Monday 16 July 2012

EDL: shrinking numbers, expanding waistlines

Here in the UK, mainstream thought sometimes seems be shifting towards notions so perilously simplistic that they really ought to be outliers in the parade of ideas vying for acceptance. You know the kind of thing. Foreigners are taking our jobs. Muslims are terrorists. Pakistani men are paedophiles.

But there's a bit of a British paradox going on. We are living in a time when ideas like these may seem a bit more attractive than they might have done a while ago. But the far right groups actively pushing these ideas are on the wane. Of late, the BNP has been crippled by debt, spanked at the ballot box and wracked by arcane internecine feuding. The English Defence League, meanwhile, has a struggle on its hands - the struggle to attract significant numbers of marchers to its demonstrations. This was exemplified on Saturday, when only around 300 EDL supporters rocked up in Bristol for a demo. This was despite the confident prediction of a turnout of thousands from one notable American EDL fan:

The very compact size of the EDL's group in Bristol is made very clear by a few seconds of stop-motion footage shot by the good people at a tech start-up firm in the city:



It wasn't just the small size of the EDL turnout on Saturday that was striking. Also notable was the childishness of their antics. The predominantly short-haired chaps on the march seemed to be having a lot of fun while singing their own version of that old nursery favourite She'll Be Coming Round the Mountain, which, as every EDL member is doubtless aware, is based on an old negro spiritual song.

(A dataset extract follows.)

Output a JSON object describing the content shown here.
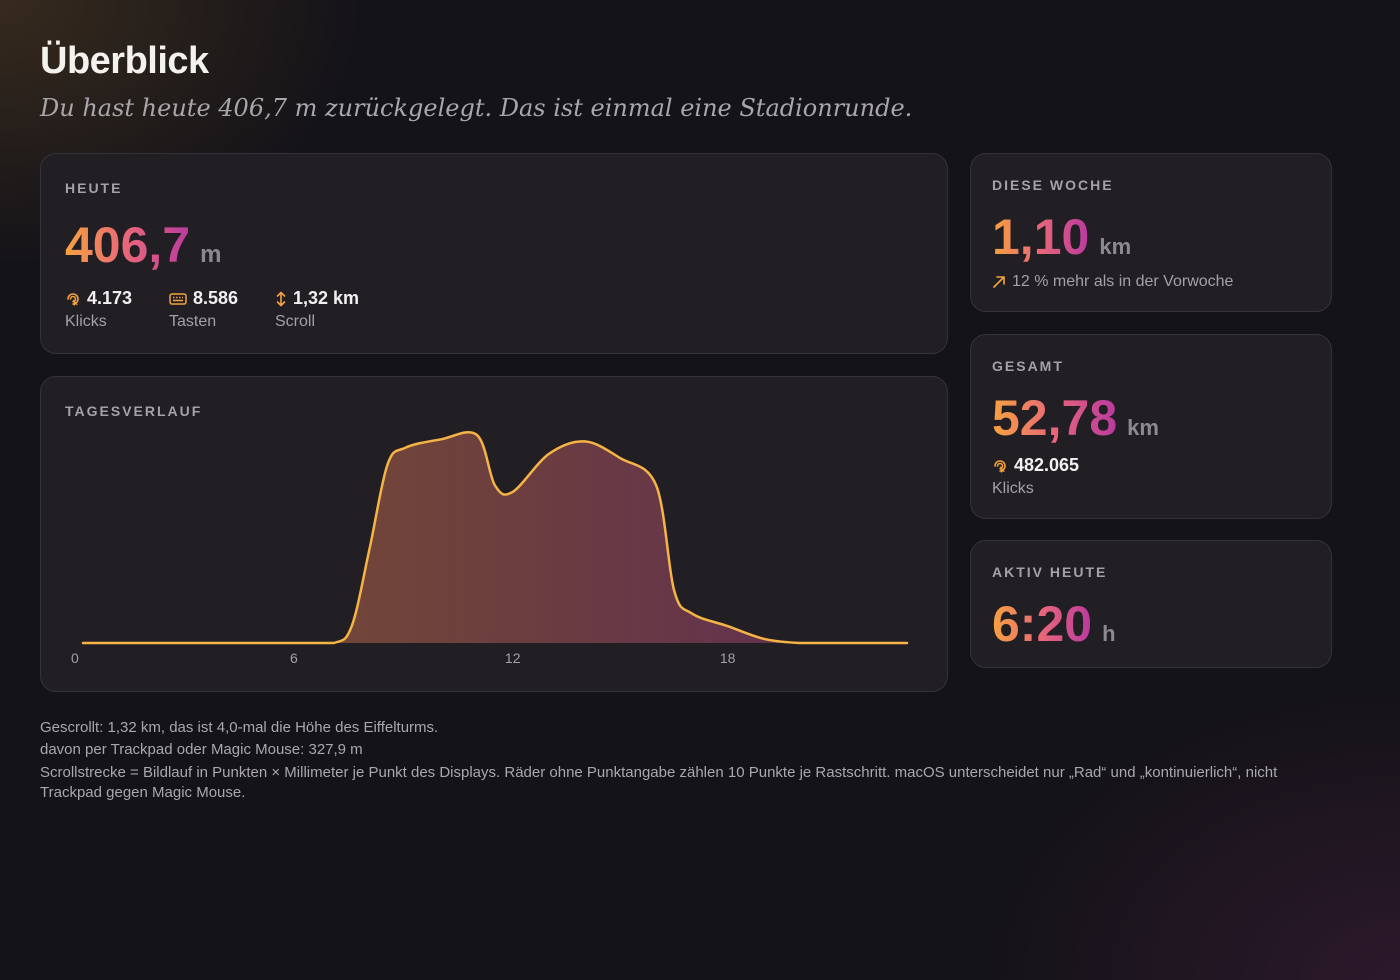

[EDIT: THE VIDEO THAT APPEARED HERE WHEN THIS PIECE WAS WRITTEN HAS SINCE DISAPPEARED FROM YOUTUBE, SO BITS OF THE NEXT PARAGRAPH NO LONGER MAKE COMPLETE SENSE - 4/2/2013]

As the singsong continues, check out the three particularly chunky chaps at the front. Presumably they will have already been on YouTube to revel in Saturday's little adventure. One wonders which advert popped up when they did so. The first time this is my england had a look, the ad which preceded the video was one that definitely seemed aimed the fellows in the foreground:


A handful of fatties singing silly camp fire songs? This is a taste of things to come? Terrifying.